The insides of the food drawers can be seen just next to Mick. They still need drawer fronts adding to them.

The ceiling in most of the boat is still unclad, but in the bedroom (sadly didn’t get a photo) it is up with holes for the lights already cut.

All the cables run back to the starboard side rear cupboard which will be the electrics cupboard. Here coils of many colours hung all labelled.

The thick blue cable is the 240 volt ring main and the grey coil is Cat 5 that we will have running to the TV and dinette area. The others well I have no idea!

This is the corner of the saloon by the bathroom. A hole has been cut for a double socket below the gunnel, the blue ring main is looped through it.

A section of the engineered oak floor is visible, most of it is covered for protection with cardboard. There is a section of floor that is just plain ply, this is where the sofa will sit. Most areas where cupboards, beds etc cover are done this way as they will never be seen. However if there is enough of the flooring left over this is an area that may get seen as the sofa is a stand alone sofa bed which may in years to come be replaced, revealing the floor.

In the bathroom the plumber has started. The hole in the floor is for the drain from the shower. A cross member of steelwork has had a section removed to help with this. Pipes for hot and cold water come up from below the floor.
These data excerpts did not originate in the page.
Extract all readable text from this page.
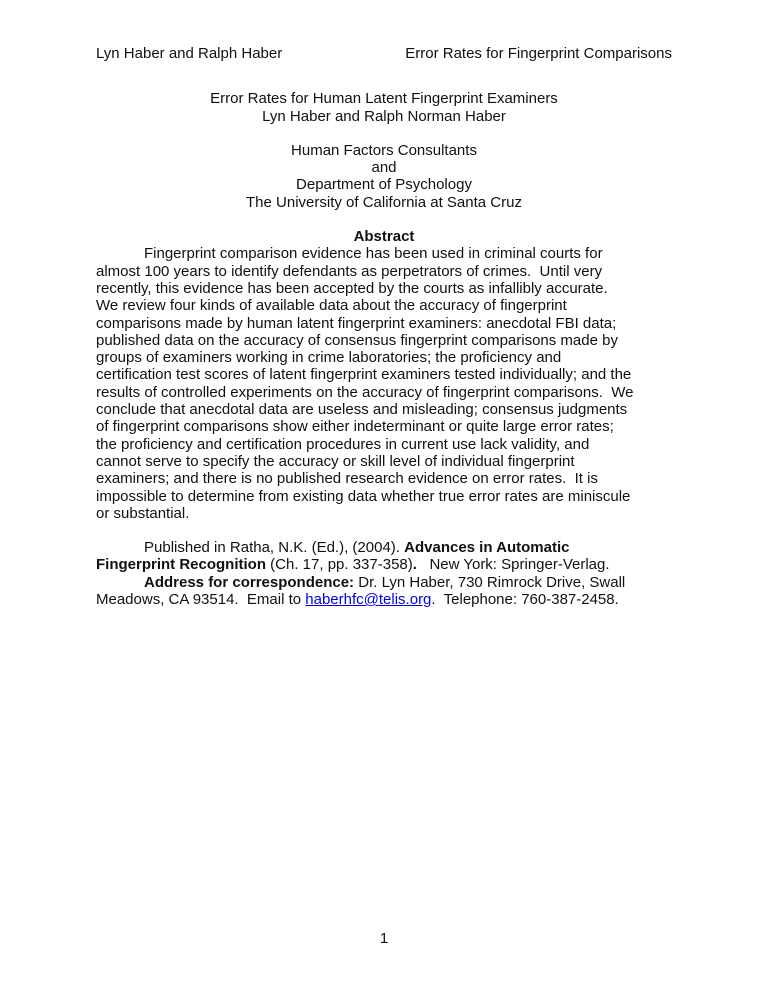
Lyn Haber and Ralph Haber	Error Rates for Fingerprint Comparisons
Error Rates for Human Latent Fingerprint Examiners
Lyn Haber and Ralph Norman Haber
Human Factors Consultants
and
Department of Psychology
The University of California at Santa Cruz
Abstract
Fingerprint comparison evidence has been used in criminal courts for
almost 100 years to identify defendants as perpetrators of crimes.  Until very
recently, this evidence has been accepted by the courts as infallibly accurate.
We review four kinds of available data about the accuracy of fingerprint
comparisons made by human latent fingerprint examiners: anecdotal FBI data;
published data on the accuracy of consensus fingerprint comparisons made by
groups of examiners working in crime laboratories; the proficiency and
certification test scores of latent fingerprint examiners tested individually; and the
results of controlled experiments on the accuracy of fingerprint comparisons.  We
conclude that anecdotal data are useless and misleading; consensus judgments
of fingerprint comparisons show either indeterminant or quite large error rates;
the proficiency and certification procedures in current use lack validity, and
cannot serve to specify the accuracy or skill level of individual fingerprint
examiners; and there is no published research evidence on error rates.  It is
impossible to determine from existing data whether true error rates are miniscule
or substantial.
Published in Ratha, N.K. (Ed.), (2004). Advances in Automatic
Fingerprint Recognition (Ch. 17, pp. 337-358).   New York: Springer-Verlag.
Address for correspondence: Dr. Lyn Haber, 730 Rimrock Drive, Swall
Meadows, CA 93514.  Email to haberhfc@telis.org.  Telephone: 760-387-2458.
1
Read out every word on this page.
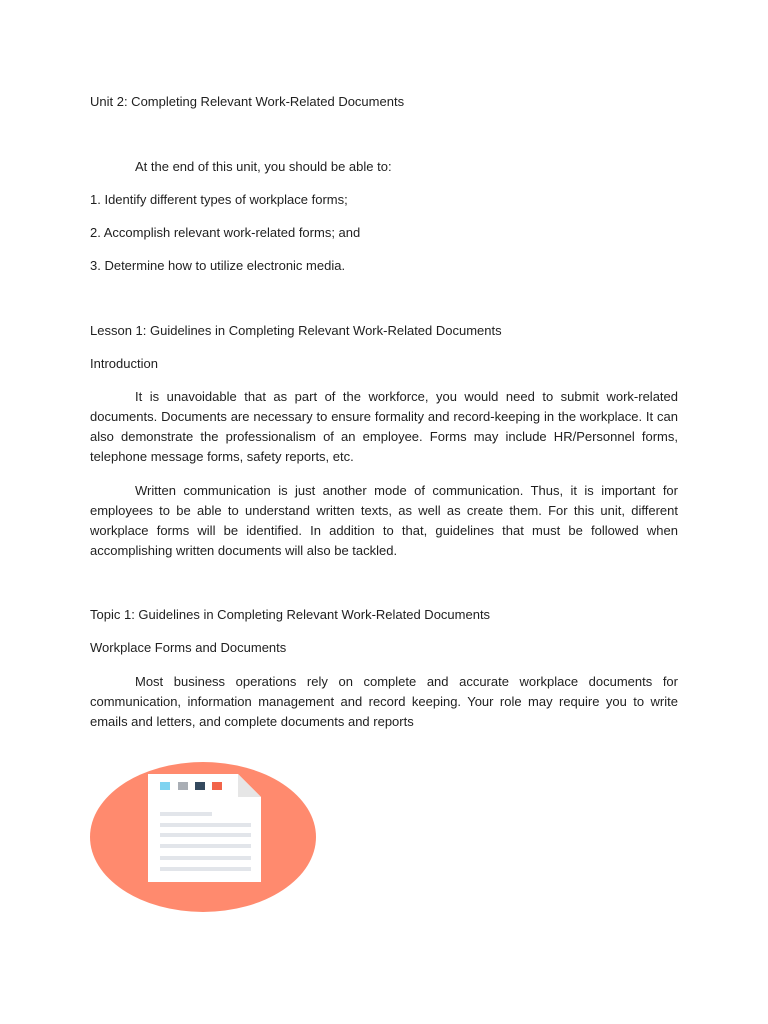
Unit 2: Completing Relevant Work-Related Documents

At the end of this unit, you should be able to:

1. Identify different types of workplace forms;

2. Accomplish relevant work-related forms; and

3. Determine how to utilize electronic media.

Lesson 1: Guidelines in Completing Relevant Work-Related Documents

Introduction

It is unavoidable that as part of the workforce, you would need to submit work-related documents. Documents are necessary to ensure formality and record-keeping in the workplace. It can also demonstrate the professionalism of an employee. Forms may include HR/Personnel forms, telephone message forms, safety reports, etc.

Written communication is just another mode of communication. Thus, it is important for employees to be able to understand written texts, as well as create them. For this unit, different workplace forms will be identified. In addition to that, guidelines that must be followed when accomplishing written documents will also be tackled.

Topic 1: Guidelines in Completing Relevant Work-Related Documents

Workplace Forms and Documents

Most business operations rely on complete and accurate workplace documents for communication, information management and record keeping. Your role may require you to write emails and letters, and complete documents and reports
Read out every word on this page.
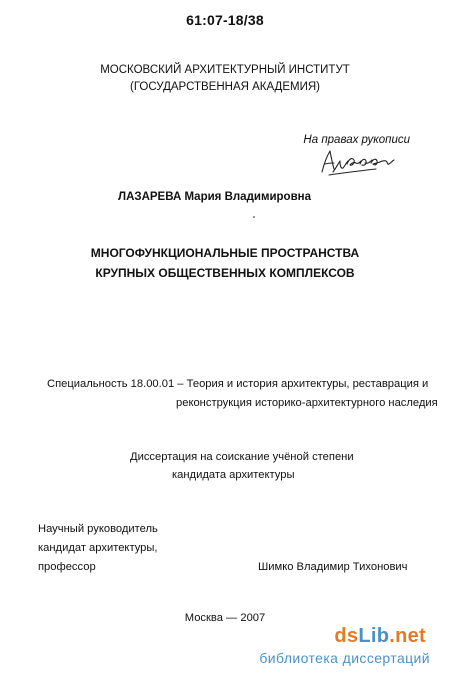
61:07-18/38
МОСКОВСКИЙ АРХИТЕКТУРНЫЙ ИНСТИТУТ
(ГОСУДАРСТВЕННАЯ АКАДЕМИЯ)
На правах рукописи
ЛАЗАРЕВА Мария Владимировна
МНОГОФУНКЦИОНАЛЬНЫЕ ПРОСТРАНСТВА
КРУПНЫХ ОБЩЕСТВЕННЫХ КОМПЛЕКСОВ
Специальность 18.00.01 – Теория и история архитектуры, реставрация и
реконструкция историко-архитектурного наследия
Диссертация на соискание учёной степени
кандидата архитектуры
Научный руководитель
кандидат архитектуры,
профессор	Шимко Владимир Тихонович
Москва — 2007
dsLib.net
библиотека диссертаций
The composting toilet and urine tank are on order along with the sink and taps for the bathroom.

The panel that the shower is fixed to is not in it’s final position in this photo. Fixing it all together whilst the panel is loose makes it a lot easier to reach the back. The two copper pipes protruding will be for the hot and cold water. On our old share boat at one time the tap and temperature control in the shower were very smooth, which made it almost impossible to turn off when you have wet hands. We checked that our tap has some grooves on it.

Discussions about positions of sockets on the dinette were had, as the dinette seating has had to be raised slightly to house the freezer this means there is no space above the cushions for sockets. So all power will go on the end of the dinette along with the Cat 5 sockets.

We have now had a price for Lithium batteries given to us, which we are really interested in as we shouldn’t have to replace them for about ten years, maybe more. Before we go ahead with it we need to know a little more regarding the charging voltage of the alternator and means of connecting the solar panel either via a dedicated MPPT controller or directly into the inverter/charger. We have also asked if space can be left by the battery bank, so that if we discover that we are running out of power in the first few months then we would be able to add an extra battery wired in parallel. We hope this is unlikely, but we’d feel happier to have the option available to us.

Although little was in place we were happy with the progress that is being made.